Unsolicited Questions. Unsolicited Commentary.

I have spent a lifetime on the receiving end of questions and comments about my existence. These come from white people and people of color alike. The questions and comments range from sheer curiosity to outright hostility.

The park, age 8: “Is that your dad?” “Yup!” “But he’s white! Are you adopted?” “No. I’m 1/2 Ecuadorian and 1/2 Jewish.” “You can’t be both.” “Yes, I can. And I am.”

High School, age 16: “You need to stop speaking Spanish, Naomi. Speak English. We’re in America.” “I speak both.”

College, age 19: “Welcome to ADELANTE! The Hispanic/Latino Student Organization. ADELANTE stands for Asociación de Estudiantes Latino Americanos de Naciones Tropicales y Exóticas.” “Are you kidding me? Are we fruit? I know no Latino came up with that acronym.”
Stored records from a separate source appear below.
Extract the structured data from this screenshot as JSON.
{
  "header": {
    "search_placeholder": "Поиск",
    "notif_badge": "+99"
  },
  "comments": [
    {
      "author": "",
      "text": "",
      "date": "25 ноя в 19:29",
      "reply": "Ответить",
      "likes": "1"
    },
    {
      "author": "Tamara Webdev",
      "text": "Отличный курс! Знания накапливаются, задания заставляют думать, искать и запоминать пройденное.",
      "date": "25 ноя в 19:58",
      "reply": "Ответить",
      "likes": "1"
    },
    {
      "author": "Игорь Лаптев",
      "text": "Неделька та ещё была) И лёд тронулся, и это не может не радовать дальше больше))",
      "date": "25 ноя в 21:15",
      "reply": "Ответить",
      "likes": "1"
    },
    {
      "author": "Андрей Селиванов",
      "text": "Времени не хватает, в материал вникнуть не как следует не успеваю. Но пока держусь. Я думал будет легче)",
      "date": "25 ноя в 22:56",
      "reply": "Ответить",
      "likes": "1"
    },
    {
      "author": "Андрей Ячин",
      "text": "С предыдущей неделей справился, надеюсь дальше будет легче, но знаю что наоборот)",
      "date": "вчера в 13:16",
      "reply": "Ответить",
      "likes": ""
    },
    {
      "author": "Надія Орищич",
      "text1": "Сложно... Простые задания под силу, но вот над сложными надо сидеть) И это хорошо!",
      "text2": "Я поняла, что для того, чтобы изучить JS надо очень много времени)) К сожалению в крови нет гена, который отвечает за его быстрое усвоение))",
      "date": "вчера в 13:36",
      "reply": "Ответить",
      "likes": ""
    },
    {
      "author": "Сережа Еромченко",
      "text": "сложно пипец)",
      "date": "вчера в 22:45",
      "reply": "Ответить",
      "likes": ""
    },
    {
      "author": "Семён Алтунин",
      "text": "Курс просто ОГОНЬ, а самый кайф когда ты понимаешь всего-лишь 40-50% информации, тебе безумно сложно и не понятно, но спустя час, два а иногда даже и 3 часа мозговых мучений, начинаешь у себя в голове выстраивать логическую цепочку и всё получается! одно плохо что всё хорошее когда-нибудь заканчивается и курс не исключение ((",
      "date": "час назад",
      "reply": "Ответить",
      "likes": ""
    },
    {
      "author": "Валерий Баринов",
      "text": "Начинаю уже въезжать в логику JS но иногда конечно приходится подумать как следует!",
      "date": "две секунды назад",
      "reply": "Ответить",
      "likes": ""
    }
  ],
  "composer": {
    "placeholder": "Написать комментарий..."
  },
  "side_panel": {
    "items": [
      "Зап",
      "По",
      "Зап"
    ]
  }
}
As mother to a 6-year-old who reads as white: “How long have you looked after him?” “Since he was in utero.” “Oh! He’s yours! He looks nothing like you.” “He does if you look beyond the surface.”
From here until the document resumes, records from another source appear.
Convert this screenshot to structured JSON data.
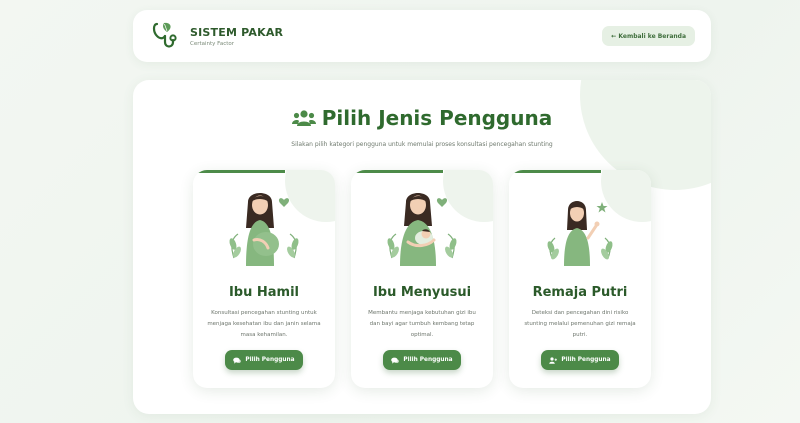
{
  "header": {
    "brand_title": "SISTEM PAKAR",
    "brand_subtitle": "Certainty Factor",
    "back_label": "← Kembali ke Beranda"
  },
  "main": {
    "title": "Pilih Jenis Pengguna",
    "subtitle": "Silakan pilih kategori pengguna untuk memulai proses konsultasi pencegahan stunting",
    "title_icon": "users-icon"
  },
  "cards": [
    {
      "title": "Ibu Hamil",
      "desc": "Konsultasi pencegahan stunting untuk menjaga kesehatan ibu dan janin selama masa kehamilan.",
      "button": "Pilih Pengguna",
      "button_icon": "chat-icon",
      "illustration": "pregnant-woman-illustration"
    },
    {
      "title": "Ibu Menyusui",
      "desc": "Membantu menjaga kebutuhan gizi ibu dan bayi agar tumbuh kembang tetap optimal.",
      "button": "Pilih Pengguna",
      "button_icon": "chat-icon",
      "illustration": "breastfeeding-mother-illustration"
    },
    {
      "title": "Remaja Putri",
      "desc": "Deteksi dan pencegahan dini risiko stunting melalui pemenuhan gizi remaja putri.",
      "button": "Pilih Pengguna",
      "button_icon": "user-plus-icon",
      "illustration": "teenage-girl-illustration"
    }
  ],
  "colors": {
    "primary": "#4c8a48",
    "title": "#2f6a2e",
    "background": "#f1f6f0"
  }
}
Walking my dying father down the hospital hallway, age 33: “Hi, Mr. E. How are you feeling? Is this your nurse?” “No. She’s my daughter.”

Today, out with my son: “You think you’re white, girl.”
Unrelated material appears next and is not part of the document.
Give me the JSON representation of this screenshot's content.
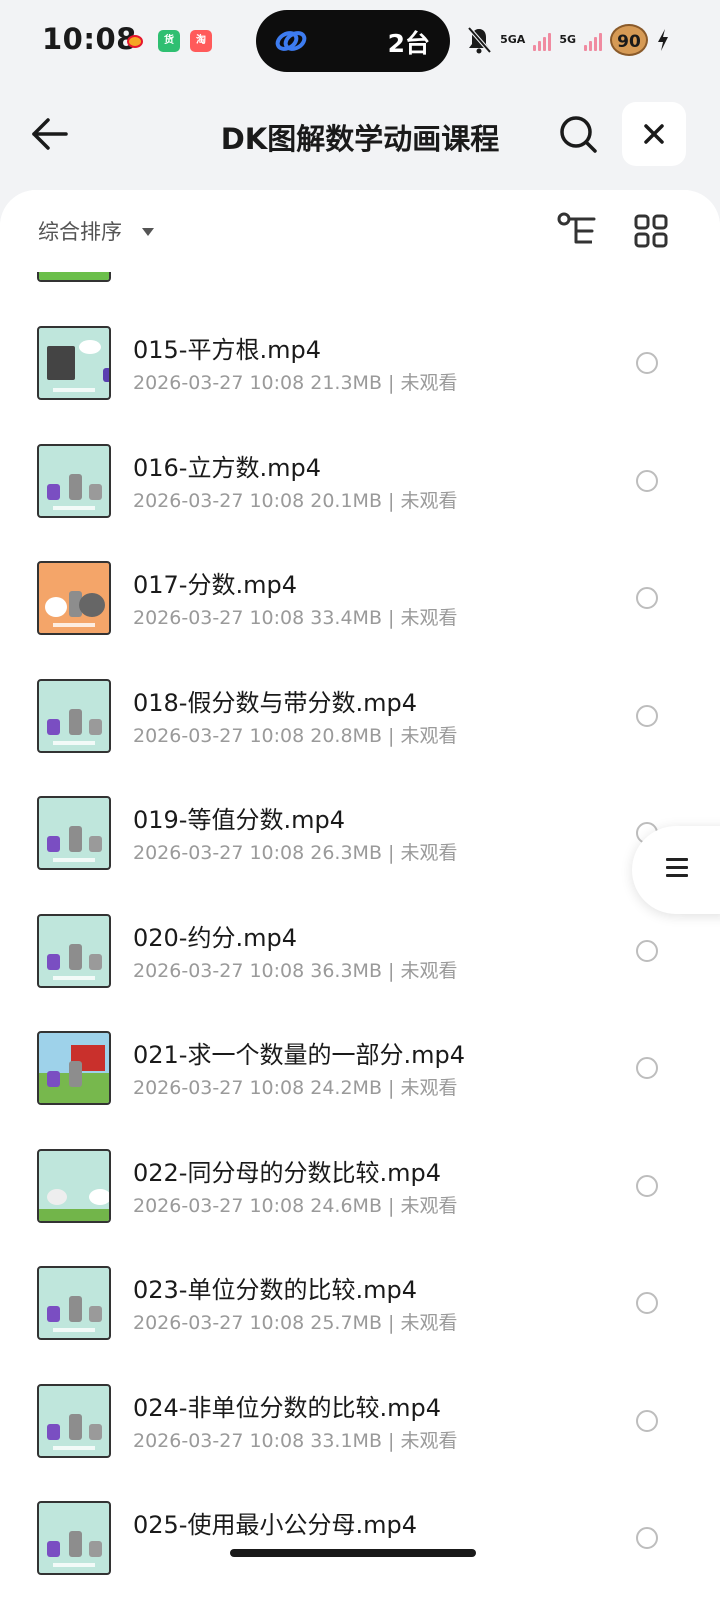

I was thankfully raised to know these questions and comments are a reflection of our society, not of me. But they are telling. They reveal the racial chasm in our society — the notion of “us and them.” In this society you are either white or you are a person of color. A person like me and a family like mine defy that notion. Our very existence challenges “us and them” ideology. And people, rather than question the ideology, question me, question us. We are read as the problem. There can be no “us” without “them,” and many in our society rather than challenge the mindset, agree to it.

I not only disagree with it — I categorically reject it. I believe my strength lies in my complexity. I am a bilingual Ecuadorian, Jewish American. All of my ancestors breathed life into me. I am the essence of all of them.

Why is it that my existence challenges and even upsets others? I believe the curiosity, confusion, upset and hostility others feel about my family and me are illustrative of colonization, institutionalized racism, internalized racism, colorism, and of generational trauma.

We are a fragmented nation, with a refusal to own our history of genocide, slavery, xenophobia and a perpetuation of whiteness. A person like me and a family like mine sheds light on all of these elements, whether people are consciously aware of it or not. I am aware of it, and for that I am grateful.

The unsolicited questions and unsolicited commentary are not in fact about my family or me at all. They are about our system. It is our system that is the problem. It is our system that needs to change.